Analysis of the gas agreement seen by the Financial Review claims that this missed condensate income, along with a fleet of exemptions from goods and services taxes, could cost the PNG exchequer $US20 billion-$US30 billion over the life of the project. The same analysis values exemptions from dividend and interest withholding tax at upwards of $US15 billion.

“On most of the country’s standard fiscal terms we have exempted the developers of the two important projects, the PNG LNG and Papua LNG,” the analysis complains.

“The critical issue is will a project of such magnitude and size ever be developed in the country again where PNG will have chance to negotiate better deals for the country?

“The gas resources we have discovered left for future development account for smaller volumes if each discovery is to be developed along like the case of Papua LNG.”

Total go slow?

Now, separate to that, we understand there is growing frustration at the lack of urgency of Total’s efforts to procure development approval for Elk-Antelope.

An internal petroleum ministry briefing note written as recently as March 27 complains that the documentation so far presented by Total lacks the “technical detail that the department requires in order to make a decision” on the application for a development licence.

The note, which was written by the acting secretary of the department, Lohial Nuau, made its way into the public arena via Facebook.
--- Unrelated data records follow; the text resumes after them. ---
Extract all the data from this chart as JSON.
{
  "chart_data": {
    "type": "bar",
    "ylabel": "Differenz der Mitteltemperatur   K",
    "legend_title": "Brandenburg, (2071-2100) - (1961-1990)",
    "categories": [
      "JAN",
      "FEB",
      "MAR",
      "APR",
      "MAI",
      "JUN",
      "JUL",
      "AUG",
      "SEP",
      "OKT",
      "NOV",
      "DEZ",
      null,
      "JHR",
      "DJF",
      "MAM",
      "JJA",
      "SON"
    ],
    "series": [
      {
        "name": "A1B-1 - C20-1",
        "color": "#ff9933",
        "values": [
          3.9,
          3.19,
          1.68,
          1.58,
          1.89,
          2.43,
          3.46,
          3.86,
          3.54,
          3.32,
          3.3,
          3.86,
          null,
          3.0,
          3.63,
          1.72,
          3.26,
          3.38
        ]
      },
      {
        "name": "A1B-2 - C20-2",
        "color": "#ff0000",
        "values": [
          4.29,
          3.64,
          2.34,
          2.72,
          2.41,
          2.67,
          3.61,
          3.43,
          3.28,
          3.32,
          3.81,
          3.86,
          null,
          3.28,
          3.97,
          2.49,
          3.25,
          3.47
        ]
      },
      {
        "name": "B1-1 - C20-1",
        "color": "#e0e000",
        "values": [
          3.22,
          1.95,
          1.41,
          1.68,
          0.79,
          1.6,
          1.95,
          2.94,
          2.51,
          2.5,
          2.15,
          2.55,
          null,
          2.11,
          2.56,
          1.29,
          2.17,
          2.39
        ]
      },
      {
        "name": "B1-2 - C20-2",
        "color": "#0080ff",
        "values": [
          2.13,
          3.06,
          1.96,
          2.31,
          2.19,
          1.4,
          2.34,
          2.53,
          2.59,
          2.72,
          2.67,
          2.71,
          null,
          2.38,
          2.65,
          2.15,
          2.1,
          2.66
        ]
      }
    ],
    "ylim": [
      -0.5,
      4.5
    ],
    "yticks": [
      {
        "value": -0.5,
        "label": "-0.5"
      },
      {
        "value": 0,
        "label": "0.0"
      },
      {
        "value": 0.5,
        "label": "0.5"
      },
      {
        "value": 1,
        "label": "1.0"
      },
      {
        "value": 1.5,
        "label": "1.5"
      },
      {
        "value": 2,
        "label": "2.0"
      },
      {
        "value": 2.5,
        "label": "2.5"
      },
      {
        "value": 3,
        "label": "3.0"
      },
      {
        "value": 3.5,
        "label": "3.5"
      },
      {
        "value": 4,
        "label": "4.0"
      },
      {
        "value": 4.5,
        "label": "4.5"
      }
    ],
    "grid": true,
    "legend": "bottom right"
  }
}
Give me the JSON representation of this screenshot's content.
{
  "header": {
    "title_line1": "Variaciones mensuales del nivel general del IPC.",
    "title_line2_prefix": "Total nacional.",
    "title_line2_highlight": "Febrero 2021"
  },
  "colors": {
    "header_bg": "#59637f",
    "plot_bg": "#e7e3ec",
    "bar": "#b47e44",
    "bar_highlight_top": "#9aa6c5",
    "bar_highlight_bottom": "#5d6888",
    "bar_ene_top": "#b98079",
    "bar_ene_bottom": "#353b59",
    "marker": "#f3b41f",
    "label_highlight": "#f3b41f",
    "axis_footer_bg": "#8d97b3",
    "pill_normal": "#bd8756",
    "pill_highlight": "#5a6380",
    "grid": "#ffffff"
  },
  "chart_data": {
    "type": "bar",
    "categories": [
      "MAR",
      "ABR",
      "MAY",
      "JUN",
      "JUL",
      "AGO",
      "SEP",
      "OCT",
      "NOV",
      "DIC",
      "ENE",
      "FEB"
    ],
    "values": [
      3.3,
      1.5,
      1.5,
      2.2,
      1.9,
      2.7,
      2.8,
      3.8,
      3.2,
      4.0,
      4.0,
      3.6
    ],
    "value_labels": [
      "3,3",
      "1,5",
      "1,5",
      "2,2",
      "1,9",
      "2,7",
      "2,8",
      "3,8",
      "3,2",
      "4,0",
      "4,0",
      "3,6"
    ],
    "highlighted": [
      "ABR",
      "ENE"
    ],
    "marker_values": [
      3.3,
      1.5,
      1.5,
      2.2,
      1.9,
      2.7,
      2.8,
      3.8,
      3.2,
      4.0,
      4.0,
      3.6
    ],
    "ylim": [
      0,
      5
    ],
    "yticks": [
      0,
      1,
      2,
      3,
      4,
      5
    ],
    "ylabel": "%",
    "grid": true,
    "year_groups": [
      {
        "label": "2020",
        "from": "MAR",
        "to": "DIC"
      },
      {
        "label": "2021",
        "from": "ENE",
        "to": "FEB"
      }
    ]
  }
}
“Based on the fact that none of the required documents have been submitted and the Department of Petroleum has no ability to verify any of the important economic parameters provided by Total in the economic analysis,” Nuau wrote.

The point about the complaint is that the department was being asked to make assessment of the terms of the landmark PNG LNG-Papua LNG gas agreement.

The acting secretary noted that the want of Total’s development application and its supporting technical data made it difficult for the department to make informed input to the landmark gas agreement. The agreement was signed just nine days after Nuau’s briefing note was written.

Would it be too cynical to imagine that, with the PNG LNG-Papua LNG agreement now a done deal, Total’s deeply informed application will now land with a thump with the acting secretary?